Rate constants of E₁ → E₂(2×) at different concentrations of the monovalent cation. A, rate constants of E₁ → E₂(2Rb) at 20, 30, and 83 mm RbCl for wild type (WT) and D369N/D369A mutants. The graph depicts the fitted rate constants from the data in Table 3. The values of the rate constants for D369N and D369A are virtually identical and cannot be seen as separate points. Note that the solution in syringe 1 consists of 20–50 μg of FITC-labeled enzymes, 165 mm choline chloride, plus 10 mm Hepes, pH 7.5, and the solution in syringe 2 consists of choline chloride + RbCl to a total concentration of 165 mm plus 10 mm Hepes, pH 7.5. B, comparison of rate constants of E₁ → E₂(2×) at different Rb⁺ or K⁺ concentrations for wild type. The data for K⁺ represents fitted rate constants from an experiments similar to that in Fig. 6 for a range of K⁺ concentrations from 10 to 83 mm.
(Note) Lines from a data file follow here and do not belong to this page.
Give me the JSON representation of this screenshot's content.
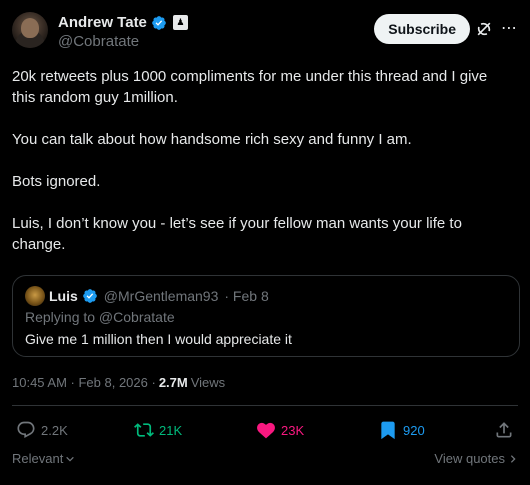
{
  "author": {
    "name": "Andrew Tate",
    "handle": "@Cobratate",
    "affiliate_badge": "♟"
  },
  "header": {
    "subscribe_label": "Subscribe",
    "more_label": "⋯"
  },
  "tweet": {
    "paragraphs": [
      "20k retweets plus 1000 compliments for me under this thread and I give this random guy 1million.",
      "You can talk about how handsome rich sexy and funny I am.",
      "Bots ignored.",
      "Luis, I don’t know you - let’s see if your fellow man wants your life to change."
    ]
  },
  "quote": {
    "name": "Luis",
    "handle": "@MrGentleman93",
    "date": "· Feb 8",
    "replying_to": "Replying to @Cobratate",
    "text": "Give me 1  million then I would appreciate it"
  },
  "meta": {
    "timestamp": "10:45 AM · Feb 8, 2026 ·",
    "views_count": "2.7M",
    "views_label": "Views"
  },
  "actions": {
    "replies": "2.2K",
    "retweets": "21K",
    "likes": "23K",
    "bookmarks": "920"
  },
  "footer": {
    "sort_label": "Relevant",
    "view_quotes_label": "View quotes"
  },
  "colors": {
    "verified": "#1d9bf0",
    "retweet": "#00ba7c",
    "like": "#f91880",
    "bookmark": "#1d9bf0"
  }
}
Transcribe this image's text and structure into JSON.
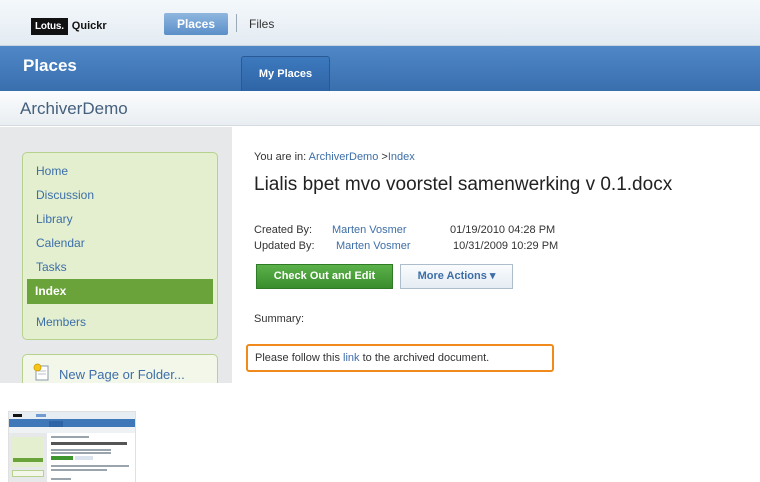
{
  "header": {
    "logo_brand": "Lotus.",
    "logo_product": "Quickr",
    "tabs": [
      {
        "label": "Places",
        "active": true
      },
      {
        "label": "Files",
        "active": false
      }
    ]
  },
  "places_band": {
    "title": "Places",
    "tab_label": "My Places"
  },
  "place": {
    "title": "ArchiverDemo"
  },
  "sidebar": {
    "items": [
      {
        "label": "Home",
        "active": false
      },
      {
        "label": "Discussion",
        "active": false
      },
      {
        "label": "Library",
        "active": false
      },
      {
        "label": "Calendar",
        "active": false
      },
      {
        "label": "Tasks",
        "active": false
      },
      {
        "label": "Index",
        "active": true
      },
      {
        "label": "Members",
        "active": false
      }
    ],
    "new_page_label": "New Page or Folder..."
  },
  "main": {
    "breadcrumb_prefix": "You are in:",
    "breadcrumb_place": "ArchiverDemo",
    "breadcrumb_sep": " >",
    "breadcrumb_page": "Index",
    "doc_title": "Lialis bpet mvo voorstel samenwerking v 0.1.docx",
    "created_label": "Created By:",
    "created_user": "Marten Vosmer",
    "created_date": "01/19/2010 04:28 PM",
    "updated_label": "Updated By:",
    "updated_user": "Marten Vosmer",
    "updated_date": "10/31/2009 10:29 PM",
    "checkout_button": "Check Out and Edit",
    "more_actions_button": "More Actions ▾",
    "summary_label": "Summary:",
    "notice_before": "Please follow this ",
    "notice_link": "link",
    "notice_after": " to the archived document."
  },
  "colors": {
    "accent_blue": "#3d6ea8",
    "nav_active_green": "#6aa33a",
    "checkout_green": "#3a8d2c",
    "notice_border_orange": "#f08a1c"
  }
}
The solid line for K⁺ represents the hyperbolic fit with the parameters k_{E2(K) → E1} 125 ± 15 s⁻¹ and the K_K 39 ± 10.5 mm. The data for Rb⁺ are taken from Table 3.

FIGURE 8.

Equilibrium titrations of E₁ ↔ E₂(Rb) at varying pH. A, wild type; B, D369N. The data have been normalized as described under “Experimental Procedures.” Solid lines represent curves fitted to these data and provide the parameters in Table 4. At pH values lower than 7.0, a linear drift was subtracted from the fluorescence signal changes.

FIGURE 9.

Stopped-flow traces of E₂(2Rb) → E₁Na for wild type at pH 7. 5 and 6. Conditions were as under “Experimental Procedures,” except that solutions at pH 6.0 contained 10 mm Mes. Each trace represents the average of 5–10 replicates. The rate was measured at pH 6.0 rather than at 5.5 to avoid a fluorescence drift that interferes with the measurement.

FIGURE 10.

Phosphate- and vanadate-induced E₁ ↔ E₂ conformational changes of wild type (WT) and D369N/D369A mutants.

FIGURE 11.

Stopped-flow traces of rates of phosphate- and vanadate-induced E₁ → E₂ conformational changes for wild type and D369N/D369A mutants. A, phosphate: wild type (WT) and D369N, 25 mm phosphate (Tris), 4 mm MgCl₂, D369A, 25 mm phosphate (Tris). B, vanadate: wild type and mutants 1 mm vanadate (Tris), 4 mm MgCl₂. Traces represent averages of 4–8 replicates and are fitted to a double exponential function; see Table 5.

FIGURE 12.

Active site of Na⁺,K⁺-ATPase in E₂·P conformation and Ca²⁺-ATPase in the E₁ATP conformation. A, active site of Na⁺,K⁺-ATPase in E₂·MgF₄²⁻. Mg²⁺ conformation (PDB code 2XZE). B, as in A without the bound MgF₄²⁻·Mg²⁺. Arrows indicate Asp³⁶⁹ and Glu²¹⁴ and Arg⁵⁴⁴–Glu²¹⁶ and Arg⁶⁸⁵–Glu²³¹ pairs. C, active site of Ca²⁺-ATPase in E₁·AMPPCP (PDB code 1VFP) showing proximity of Arg⁵⁶⁰ and Arg⁶⁷⁸ to the bound AMPPCP. The figure was drawn with PyMOL. P domain, green; A domain, red; N domain, blue.

FIGURE 13.

Scheme showing alternative pathways for conformational change from E₁ to E₂P.